Boonkate Sarocha, Karnchanabanyong Wathirada, Ruengkhachorn Irene, Kuljarusnont Sompop, Jareemit Nida, Horthongkham Navin, Pattama Archiraya, Athipanyasilp Sukanya, Hanamornroongruang Suchanan
Division of Gynecologic Oncology, Department of Obstetrics & Gynecology, Faculty of Medicine Siriraj Hospital, Mahidol University, Bangkok, Thailand.
Department of Microbiology, Faculty of Medicine Siriraj Hospital, Mahidol University, Bangkok, Thailand.
J Med Virol. 2025 Aug;97(8):e70561. doi: 10.1002/jmv.70561.
This study explored histopathological outcomes among women who tested positive for high-risk human papillomavirus (hrHPV), examined the significance of extended HPV genotyping, and identified predictors of cervical intraepithelial neoplasia grade 2 or worse (CIN2). This retrospective review assessed medical records of women who screened positive for hrHPV between January 1, 2020, and December 31, 2023. Genotyping results, diagnostic procedures, and histopathological findings were collected. Data were analyzed using SPSS, with p < 0.05 considered statistically significant. Among 1981 women, the median age was 40 years (IQR 32.0‒49.0), and the median parity was 1 (IQR 0‒2). Overall, 1223 women (61.7%) had prior screening, 1215 women (61.3%) had previous cytology, and 107 women (5.4%) had prior hrHPV testing. Single-genotype infection occurred in 1408 women (74.7%), with HPV52, HPV16, and HPV58 identified in 23.7%, 15.6%, and 15.4% of cases, respectively. CIN2 was detected in 152 women (7.7%), including 130 with CIN2/CIN3/AIS and 22 with cancer. Detection of HPV16 significantly increased the risk of CIN2 (odds ratio [OR] 4.534, 95% CI: 3.197‒6.430), as did multiparity (OR 1.497, 95% CI: 1.070‒2.094). The immediate risk of CIN2 for HPV31, HPV39, HPV56, HPV66, and HPV68 was below 4%. Among hrHPV-positive women, 7.7% had CIN2. Extended hrHPV genotyping may refine risk stratification by highlighting HPV16 and multiparity as significant predictors of CIN2 lesions.

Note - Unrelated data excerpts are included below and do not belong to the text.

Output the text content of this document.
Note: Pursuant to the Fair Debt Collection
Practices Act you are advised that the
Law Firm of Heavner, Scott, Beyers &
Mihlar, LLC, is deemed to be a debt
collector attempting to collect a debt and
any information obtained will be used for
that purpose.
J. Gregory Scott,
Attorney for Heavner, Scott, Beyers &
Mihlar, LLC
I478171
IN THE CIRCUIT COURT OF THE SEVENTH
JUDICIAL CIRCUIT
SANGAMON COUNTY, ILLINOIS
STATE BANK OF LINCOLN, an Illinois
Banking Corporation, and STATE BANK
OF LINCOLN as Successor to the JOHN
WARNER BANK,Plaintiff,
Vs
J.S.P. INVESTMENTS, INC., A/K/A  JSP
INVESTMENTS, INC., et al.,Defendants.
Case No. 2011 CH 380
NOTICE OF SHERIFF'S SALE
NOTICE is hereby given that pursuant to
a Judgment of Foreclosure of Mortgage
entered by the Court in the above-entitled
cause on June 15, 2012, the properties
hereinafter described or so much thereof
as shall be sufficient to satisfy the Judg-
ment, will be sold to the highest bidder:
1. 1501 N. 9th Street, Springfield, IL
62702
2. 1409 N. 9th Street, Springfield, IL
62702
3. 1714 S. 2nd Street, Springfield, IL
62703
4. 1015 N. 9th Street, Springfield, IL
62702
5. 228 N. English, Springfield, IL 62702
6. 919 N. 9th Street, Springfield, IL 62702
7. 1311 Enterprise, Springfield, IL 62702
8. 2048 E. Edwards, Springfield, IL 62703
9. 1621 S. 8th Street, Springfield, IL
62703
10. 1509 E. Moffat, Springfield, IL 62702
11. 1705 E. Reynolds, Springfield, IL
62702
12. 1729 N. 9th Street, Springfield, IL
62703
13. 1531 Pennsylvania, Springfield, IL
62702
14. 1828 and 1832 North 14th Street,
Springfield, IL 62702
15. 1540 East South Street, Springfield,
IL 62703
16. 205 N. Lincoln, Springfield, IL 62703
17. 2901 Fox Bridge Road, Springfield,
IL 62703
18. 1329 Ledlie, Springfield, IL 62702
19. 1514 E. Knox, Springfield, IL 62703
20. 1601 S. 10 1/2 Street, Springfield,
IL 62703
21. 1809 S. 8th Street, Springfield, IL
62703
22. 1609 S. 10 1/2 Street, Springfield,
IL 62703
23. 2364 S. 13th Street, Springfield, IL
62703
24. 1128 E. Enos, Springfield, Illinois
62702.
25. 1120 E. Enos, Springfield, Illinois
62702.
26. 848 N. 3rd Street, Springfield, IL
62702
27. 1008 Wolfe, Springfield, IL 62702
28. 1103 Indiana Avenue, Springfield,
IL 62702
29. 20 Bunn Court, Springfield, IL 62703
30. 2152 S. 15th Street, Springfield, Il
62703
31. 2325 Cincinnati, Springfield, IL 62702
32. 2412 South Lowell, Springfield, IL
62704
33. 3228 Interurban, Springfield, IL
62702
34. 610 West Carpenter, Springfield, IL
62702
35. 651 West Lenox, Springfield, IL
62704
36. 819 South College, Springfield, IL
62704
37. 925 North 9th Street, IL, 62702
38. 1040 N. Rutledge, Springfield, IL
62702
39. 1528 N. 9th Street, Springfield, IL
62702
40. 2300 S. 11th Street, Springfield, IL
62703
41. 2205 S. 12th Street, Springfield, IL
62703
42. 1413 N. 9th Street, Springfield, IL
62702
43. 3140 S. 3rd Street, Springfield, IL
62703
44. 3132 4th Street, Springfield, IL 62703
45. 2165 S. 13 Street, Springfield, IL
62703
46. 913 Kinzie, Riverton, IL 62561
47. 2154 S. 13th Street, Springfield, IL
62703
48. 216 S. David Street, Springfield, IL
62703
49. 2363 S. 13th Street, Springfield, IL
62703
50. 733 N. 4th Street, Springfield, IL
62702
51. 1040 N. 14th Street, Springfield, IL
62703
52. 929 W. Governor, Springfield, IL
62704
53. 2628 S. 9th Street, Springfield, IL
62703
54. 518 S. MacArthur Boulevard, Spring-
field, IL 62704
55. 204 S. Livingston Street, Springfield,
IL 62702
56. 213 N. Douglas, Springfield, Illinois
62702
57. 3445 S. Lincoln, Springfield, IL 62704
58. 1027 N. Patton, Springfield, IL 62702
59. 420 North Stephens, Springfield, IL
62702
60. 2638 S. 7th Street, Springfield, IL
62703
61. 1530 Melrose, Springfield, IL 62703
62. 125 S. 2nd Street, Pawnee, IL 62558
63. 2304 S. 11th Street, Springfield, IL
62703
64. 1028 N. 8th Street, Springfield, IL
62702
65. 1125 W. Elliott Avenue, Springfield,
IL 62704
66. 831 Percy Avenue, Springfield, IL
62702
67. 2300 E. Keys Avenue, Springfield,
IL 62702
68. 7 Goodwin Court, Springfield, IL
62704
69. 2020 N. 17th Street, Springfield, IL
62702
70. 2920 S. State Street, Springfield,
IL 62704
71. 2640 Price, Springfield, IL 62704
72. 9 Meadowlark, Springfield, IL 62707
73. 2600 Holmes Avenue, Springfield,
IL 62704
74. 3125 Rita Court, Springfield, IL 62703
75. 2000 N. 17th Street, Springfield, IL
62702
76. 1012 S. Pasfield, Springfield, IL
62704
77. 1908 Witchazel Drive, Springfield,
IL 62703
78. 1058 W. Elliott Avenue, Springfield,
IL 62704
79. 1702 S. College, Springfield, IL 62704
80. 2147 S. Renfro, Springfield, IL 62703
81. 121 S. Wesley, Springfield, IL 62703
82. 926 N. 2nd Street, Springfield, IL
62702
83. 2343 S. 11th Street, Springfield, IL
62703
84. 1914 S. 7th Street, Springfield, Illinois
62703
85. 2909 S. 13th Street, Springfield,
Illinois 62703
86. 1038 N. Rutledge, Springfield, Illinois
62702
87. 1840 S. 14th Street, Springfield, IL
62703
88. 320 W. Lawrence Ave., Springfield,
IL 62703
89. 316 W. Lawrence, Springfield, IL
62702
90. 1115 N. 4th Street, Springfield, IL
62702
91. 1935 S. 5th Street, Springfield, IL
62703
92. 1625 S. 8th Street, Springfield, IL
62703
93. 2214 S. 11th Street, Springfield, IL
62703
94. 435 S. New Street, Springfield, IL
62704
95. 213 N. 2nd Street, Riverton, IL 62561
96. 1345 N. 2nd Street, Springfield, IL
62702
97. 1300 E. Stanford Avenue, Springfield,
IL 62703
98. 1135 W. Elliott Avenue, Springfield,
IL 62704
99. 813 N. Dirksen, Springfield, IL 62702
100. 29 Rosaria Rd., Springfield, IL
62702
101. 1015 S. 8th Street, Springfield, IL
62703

本研究探讨了高危型人乳头瘤病毒(hrHPV)检测呈阳性的女性的组织病理学结果,研究了扩展HPV基因分型的意义,并确定了2级或更高级别宫颈上皮内瘤变(CIN2)的预测因素。这项回顾性研究评估了2020年1月1日至2023年12月31日期间hrHPV筛查呈阳性的女性的病历。收集了基因分型结果、诊断程序和组织病理学发现。使用SPSS进行数据分析,p<0.05被认为具有统计学意义。在1981名女性中,年龄中位数为40岁(四分位距32.0-49.0),产次中位数为1(四分位距0-2)。总体而言,1223名女性(61.7%)曾接受过筛查,1215名女性(61.3%)曾接受过细胞学检查,107名女性(5.4%)曾接受过hrHPV检测。1408名女性(74.7%)发生单基因型感染,HPV52、HPV16和HPV58分别在23.7%、15.6%和15.4%的病例中被检测到。152名女性(7.7%)检测到CIN2,其中130名患有CIN2/CIN3/AIS,22名患有癌症。检测到HPV16会显著增加CIN2的风险(比值比[OR]4.534,95%置信区间:3.197-6.430),多产也会增加风险(OR 1.497,95%置信区间:1.070-2.094)。HPV31、HPV39、HPV56、HPV66和HPV68导致CIN2的直接风险低于4%。在hrHPV阳性女性中,7.7%患有CIN2。扩展hrHPV基因分型可能通过突出HPV16和多产作为CIN2病变的重要预测因素来优化风险分层。